Qu’est-ce qui a présidé à la fabrication de ce webmagazine ?

Cela tient à Michael Swierczynski, que j’ai rencontré quand j’étais au Monde.fr et réalisant alors le webdocumentaire François Duprat, une histoire de l’extrême droite, en 2010. L’INA était alors coproducteur et c’est Michaël Swierczynski qui en avait la responsabilité. On a immédiatement fait bon ménage. Ensuite, il m’a proposé de réaliser de nombreux projets numériques produits par l’INA. Il y a quatre ans, quand Michaël a quitté l’INA, il m’a emmené avec lui dans ses bagages… Lui, devenu directeur délégué au développement numérique au Forum des Images, nous avons conçu ensemble un webmagazine qui accompagnerait, soutiendrait le festival « Un état du monde et du cinéma ». Nous avons défini des thématiques apparaissant récurrentes, obsessionnelles dans le documentaire et la fiction, telles que l’exil, la violence, la religion, l’environnement, les nouvelles technologies et des thématiques qui interrogeraient l’impact des films sur le public et des questions personnelles pour mieux comprendre le travail des réalisateurs, en évoquant leurs premiers films, la question de l’engagement. Nous avions aussi imaginé questionner des personnalités intellectuelles, politiques ou artistiques qui aiment le cinéma. Notre ambition est de mener une réflexion collective qui tenterait de parler du cinéma et du monde, de constituer ainsi une mémoire du cinéma, une mémoire du documentaire, de laisser une trace aux jeunes générations…
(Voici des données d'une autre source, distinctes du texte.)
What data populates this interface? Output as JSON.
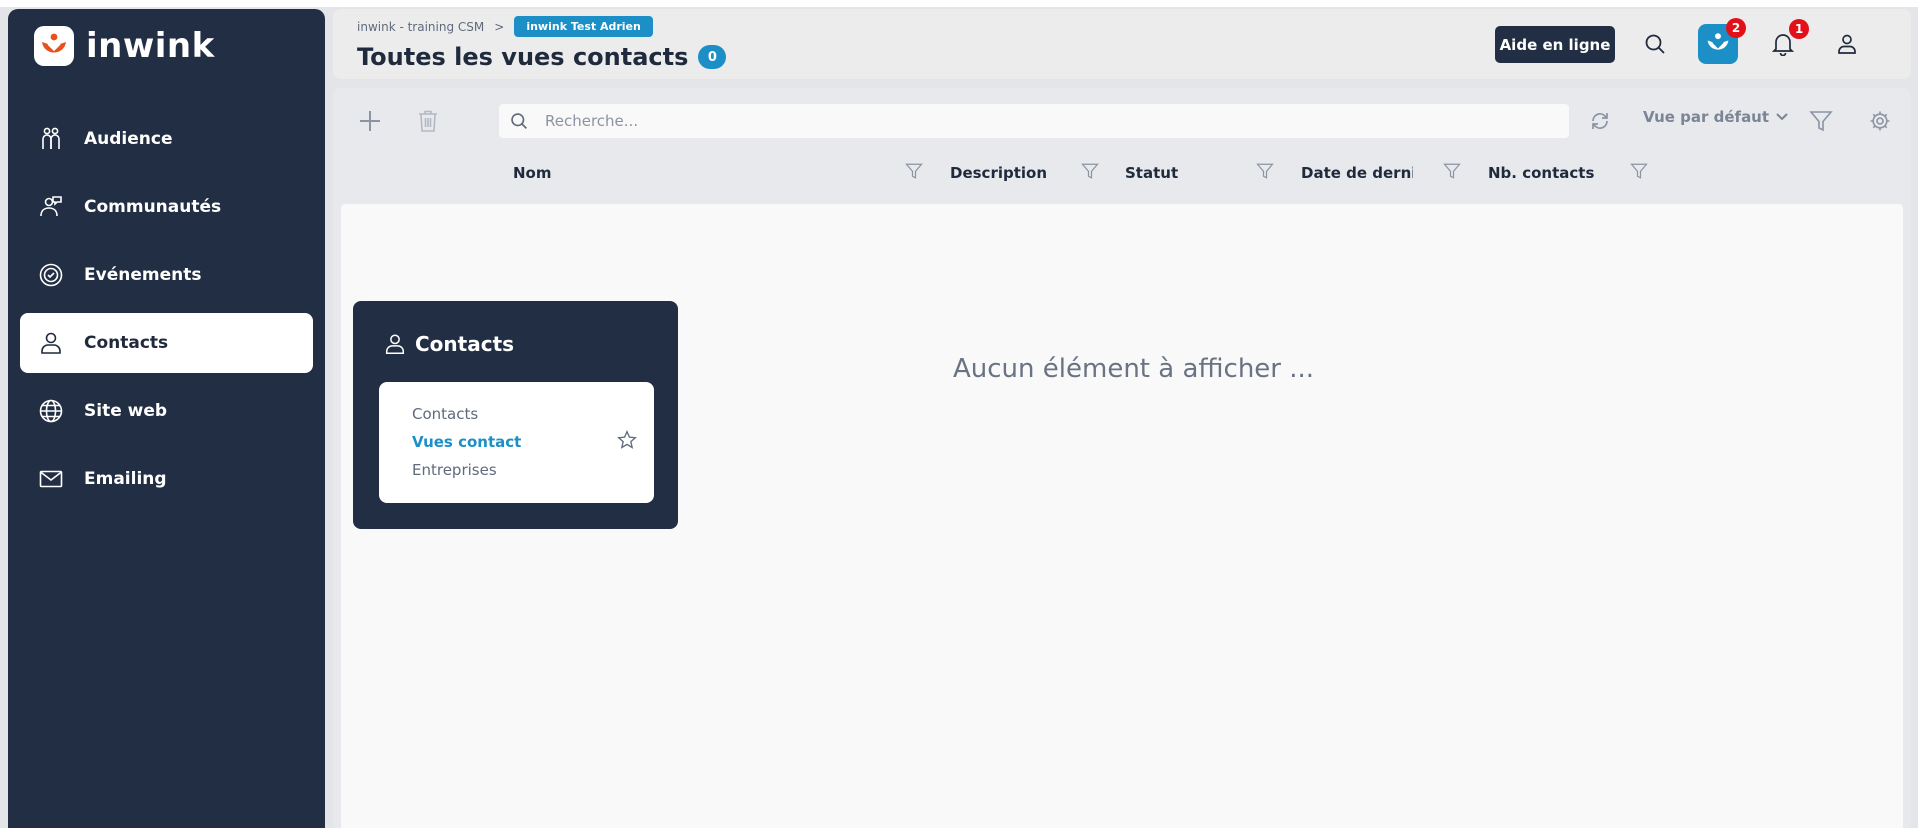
{
  "app": {
    "brand": "inwink",
    "brand_color": "#222e43",
    "accent_color": "#1c90c6",
    "logo_color": "#e8501c"
  },
  "sidebar": {
    "items": [
      {
        "label": "Audience",
        "icon": "audience-icon",
        "active": false
      },
      {
        "label": "Communautés",
        "icon": "community-icon",
        "active": false
      },
      {
        "label": "Evénements",
        "icon": "events-icon",
        "active": false
      },
      {
        "label": "Contacts",
        "icon": "contact-user-icon",
        "active": true
      },
      {
        "label": "Site web",
        "icon": "globe-icon",
        "active": false
      },
      {
        "label": "Emailing",
        "icon": "envelope-icon",
        "active": false
      }
    ]
  },
  "header": {
    "breadcrumb": {
      "parent": "inwink - training CSM",
      "separator": ">",
      "current": "inwink Test Adrien"
    },
    "title": "Toutes les vues contacts",
    "count": "0",
    "help_label": "Aide en ligne",
    "app_badge": "2",
    "bell_badge": "1"
  },
  "toolbar": {
    "search_placeholder": "Recherche...",
    "view_label": "Vue par défaut"
  },
  "table": {
    "columns": [
      "Nom",
      "Description",
      "Statut",
      "Date de derniè",
      "Nb. contacts"
    ],
    "empty_message": "Aucun élément à afficher ..."
  },
  "flyout": {
    "title": "Contacts",
    "items": [
      {
        "label": "Contacts",
        "active": false
      },
      {
        "label": "Vues contact",
        "active": true
      },
      {
        "label": "Entreprises",
        "active": false
      }
    ]
  },
  "notification_color": "#e3101a"
}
En partenariat avec le Forum des Images à Paris, Politis vous propose une série de textes (portrait, entretien...) accompagnée d'un échange filmé avec une personnalité dont le travail questionne le monde, les images et le cinéma.

Le tout en écho avec la programmation du web magazine et du festival Un état du monde…

En quatre ans d’existence, comment a évolué le webmagazine ?

Au commencement, le projet était très modeste. Nous avions des petits moyens et comme je suis toujours intimidé à l’idée de questionner des gens connus, c’est un ami, Pascal Mouneyres, qui s’est chargé de le faire. L’équipe technique est celle mise à ma disposition par le Forum, Sébastien Garcia filme les entretiens, le monteur est Bernhard Wimmer et Corinne Beal, l’adjointe de Michaël, orchestre l’ensemble. Il y a deux ans, Michaël a souhaité repenser le webmagazine et m’a proposé de préparer les entretiens, de questionner les invités, que je sois présent à toutes les étapes. J’ai accepté, en souhaitant ne traiter que les réalisateurs, et à titre exceptionnel, des personnalités politiques ou des intellectuels et uniquement si j’étais la bonne personne pour les questionner.

Comment choisissez-vous les réalisateurs ?

Régulièrement, je propose des noms de réalisateurs à Michaël selon sa filmographie qui me touche, me passionne et correspondant aux enjeux de notre webmagazine. On en discute et jusqu’à présent, il a toujours validé mes choix. Bien entendu, il m’est arrivé d’aller vers des réalisateurs que je connais personnellement et que j’aime beaucoup. Et il m’est arrivé d’aller aussi vers des réalisateurs que je ne connais pas personnellement mais dont j’admire le travail, la démarche, les films. Et ça, c’est génial !

Pour un entretien, avez-vous une méthode de travail ?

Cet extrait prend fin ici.